Il FIS è in via di estinzione?Marzo 2013

Scritto da Pietro Perziani on . Postato in Amministrazione Scuola

IL FIS E’ IN VIA DI ESTINZIONE?_Marzo 2013

E’ da parecchio tempo che abbiamo in mente di scrivere qualcosa sulla vicenda del FIS, o per meglio dire delle risorse messe a disposizione delle scuole per remunerare le prestazioni aggiuntive di tutto il personale, ma ci siamo sempre detti: aspettiamo, prima o poi verrà detta una parola definitiva.

La parola definitiva ancora non è stata detta, ma ormai le cose sono abbastanza chiare, per cui possiamo andare ad alcune prime riflessioni e ad una prima valutazione di quanto successo.

Preliminarmente, ricordiamo che le fonti contrattuali non sono ancora state stipulate in via definitiva.

L’Ipotesi di CCNL del 12/12/2012 ha avuto il via libera del Consiglio dei Ministri, manca ancora quello della Corte dei Conti, che dovrebbe arrivare a breve; secondo la CISL, a marzo l’accordo dovrebbe diventare operativo e conseguentemente dovrebbe diventare operativa anche l’Intesa del 30 gennaio 2013.

Nel frattempo, dovrebbe essere assegnato alle scuole un acconto e soprattutto dovrebbe essere comunicato l’importo complessivo spettante ad ogni scuola; comunque, ormai tutti si sono fatti un’idea dei tagli effettuati; la cosa preoccupante è che non si tratta di un taglio momentaneo, ma di un taglio strutturale.

Senza impegolarci in calcoli minuziosi, facendo riferimento ai dati ufficiali, il taglio è pari a 381 milioni di euro, a partire dal 2013; il taglio strutturale è quindi pari al circa un terzo del FIS.

Se ricordiamo che queste risorse sono state impegnate per la corresponsione degli scatti relativi all’anno 2011 e che il blocco permane fino al 2013, cosa succederà degli scatti maturati nell’anno 2012? Per finanziarne la corresponsione, si procederà ad un ulteriore taglio di un terzo delle risorse? Se così fosse, il FIS si sarebbe praticamente estinto.

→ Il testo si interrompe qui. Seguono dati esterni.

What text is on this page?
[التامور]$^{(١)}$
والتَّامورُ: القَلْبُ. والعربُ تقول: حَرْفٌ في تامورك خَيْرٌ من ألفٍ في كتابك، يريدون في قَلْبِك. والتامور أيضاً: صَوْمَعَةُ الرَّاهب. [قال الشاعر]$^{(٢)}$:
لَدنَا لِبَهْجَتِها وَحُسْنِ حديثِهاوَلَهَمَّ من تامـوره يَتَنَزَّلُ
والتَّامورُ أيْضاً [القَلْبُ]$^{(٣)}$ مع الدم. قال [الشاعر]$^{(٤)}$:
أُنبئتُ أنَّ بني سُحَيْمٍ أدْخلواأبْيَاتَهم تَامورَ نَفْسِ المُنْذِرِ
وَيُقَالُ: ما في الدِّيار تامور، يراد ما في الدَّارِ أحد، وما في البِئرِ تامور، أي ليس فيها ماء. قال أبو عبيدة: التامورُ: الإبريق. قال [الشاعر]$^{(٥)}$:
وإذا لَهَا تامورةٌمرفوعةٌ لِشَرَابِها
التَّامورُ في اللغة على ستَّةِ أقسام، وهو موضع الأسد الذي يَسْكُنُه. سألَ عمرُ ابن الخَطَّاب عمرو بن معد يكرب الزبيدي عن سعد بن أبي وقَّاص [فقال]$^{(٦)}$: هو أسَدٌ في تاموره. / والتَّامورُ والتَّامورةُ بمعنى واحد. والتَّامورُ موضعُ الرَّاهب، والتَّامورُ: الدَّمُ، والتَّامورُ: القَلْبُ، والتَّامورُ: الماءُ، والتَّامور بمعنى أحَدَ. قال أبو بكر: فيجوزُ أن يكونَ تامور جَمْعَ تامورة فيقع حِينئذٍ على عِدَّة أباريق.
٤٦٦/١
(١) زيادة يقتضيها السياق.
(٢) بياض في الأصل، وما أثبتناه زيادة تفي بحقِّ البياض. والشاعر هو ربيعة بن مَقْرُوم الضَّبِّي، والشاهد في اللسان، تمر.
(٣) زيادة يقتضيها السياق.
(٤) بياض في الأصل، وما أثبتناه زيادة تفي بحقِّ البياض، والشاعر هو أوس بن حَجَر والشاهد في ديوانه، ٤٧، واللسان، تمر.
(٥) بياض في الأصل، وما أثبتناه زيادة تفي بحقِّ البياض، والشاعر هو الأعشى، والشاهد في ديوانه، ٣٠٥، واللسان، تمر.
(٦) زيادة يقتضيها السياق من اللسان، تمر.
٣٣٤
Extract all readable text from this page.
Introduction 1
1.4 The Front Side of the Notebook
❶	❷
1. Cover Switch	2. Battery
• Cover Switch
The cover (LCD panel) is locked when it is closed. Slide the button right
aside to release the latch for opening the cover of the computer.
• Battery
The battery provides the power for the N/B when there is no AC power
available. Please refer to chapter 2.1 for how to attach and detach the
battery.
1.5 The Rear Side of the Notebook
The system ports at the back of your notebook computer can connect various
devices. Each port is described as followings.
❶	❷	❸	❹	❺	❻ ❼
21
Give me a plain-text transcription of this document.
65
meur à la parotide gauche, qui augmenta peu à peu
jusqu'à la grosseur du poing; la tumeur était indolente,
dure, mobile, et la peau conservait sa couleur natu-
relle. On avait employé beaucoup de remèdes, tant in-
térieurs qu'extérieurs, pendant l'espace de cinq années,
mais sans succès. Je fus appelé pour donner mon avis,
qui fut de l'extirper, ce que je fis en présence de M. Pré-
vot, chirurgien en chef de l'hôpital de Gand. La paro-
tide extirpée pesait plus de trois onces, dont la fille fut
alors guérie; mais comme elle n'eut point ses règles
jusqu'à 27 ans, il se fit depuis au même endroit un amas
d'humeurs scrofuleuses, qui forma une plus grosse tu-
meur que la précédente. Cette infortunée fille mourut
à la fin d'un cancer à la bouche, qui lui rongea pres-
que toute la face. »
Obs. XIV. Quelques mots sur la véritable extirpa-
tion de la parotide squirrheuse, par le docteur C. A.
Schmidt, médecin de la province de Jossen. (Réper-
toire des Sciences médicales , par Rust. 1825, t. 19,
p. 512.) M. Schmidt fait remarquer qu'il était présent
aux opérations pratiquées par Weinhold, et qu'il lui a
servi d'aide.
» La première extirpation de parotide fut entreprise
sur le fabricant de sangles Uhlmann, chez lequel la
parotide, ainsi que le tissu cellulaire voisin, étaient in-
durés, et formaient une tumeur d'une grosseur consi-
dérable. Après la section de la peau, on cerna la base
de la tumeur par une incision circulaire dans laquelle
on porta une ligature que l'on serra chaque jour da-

Pur non volendo entrare nel merito delle diverse posizioni sindacali, appare evidente che un ulteriore taglio delle risorse assegnate alle scuole non è concepibile, tanto varrebbe eliminare lo stesso istituto contrattuale del salario accessorio da definire ed da attribuire nelle singole scuole, tanto varrebbe dire che la contrattazione di istituto non ha più senso.

Si sta parlando poco in questa campagna elettorale della scuola, noi siamo pienamente d’accordo con quanto detto recentemente da Confindustria e Confederazioni Sindacali: basta riforme, facciamo funzionare la scuola.

A parte che qualcuno ci dovrebbe spiegare quali riforme siano state fatte negli ultimi anni, noi vorremmo aggiungere: basta tagli, diamo un po’ di risorse non “alla scuola”, ma “alle scuole”, facciamo in modo che possano funzionare, poi si penserà al resto.

Primum vivere, deinde philosophari, dicevano saggiamente gli antichi padri.

Comunque, già quest’anno le scuole dovranno affrontare un taglio non indifferente, in una situazione di sempre maggiore complessità; il CCNL di dicembre indica anche le priorità, noi ci sentiamo di indicarne una sola, in linea con quanto appena detto: salvaguardare la funzionalità dell’istituzione scolastica autonoma.

Vanno privilegiate tutte le attività che sono essenziali al normale funzionamento della scuola, sia per quanto riguarda gli impegni dei docenti che del personale ATA, a cominciare dai compensi che vanno riconosciuti ai collaboratori del dirigente, dato che le indennità a carico della finanza generale sono state abolite.

Concludiamo, ricordando che va coinvolto in modo forte il Consiglio di Istituto; questo è vero sempre, ma lo è tanto più in una situazione dove è in gioco la stessa funzionalità delle scuole.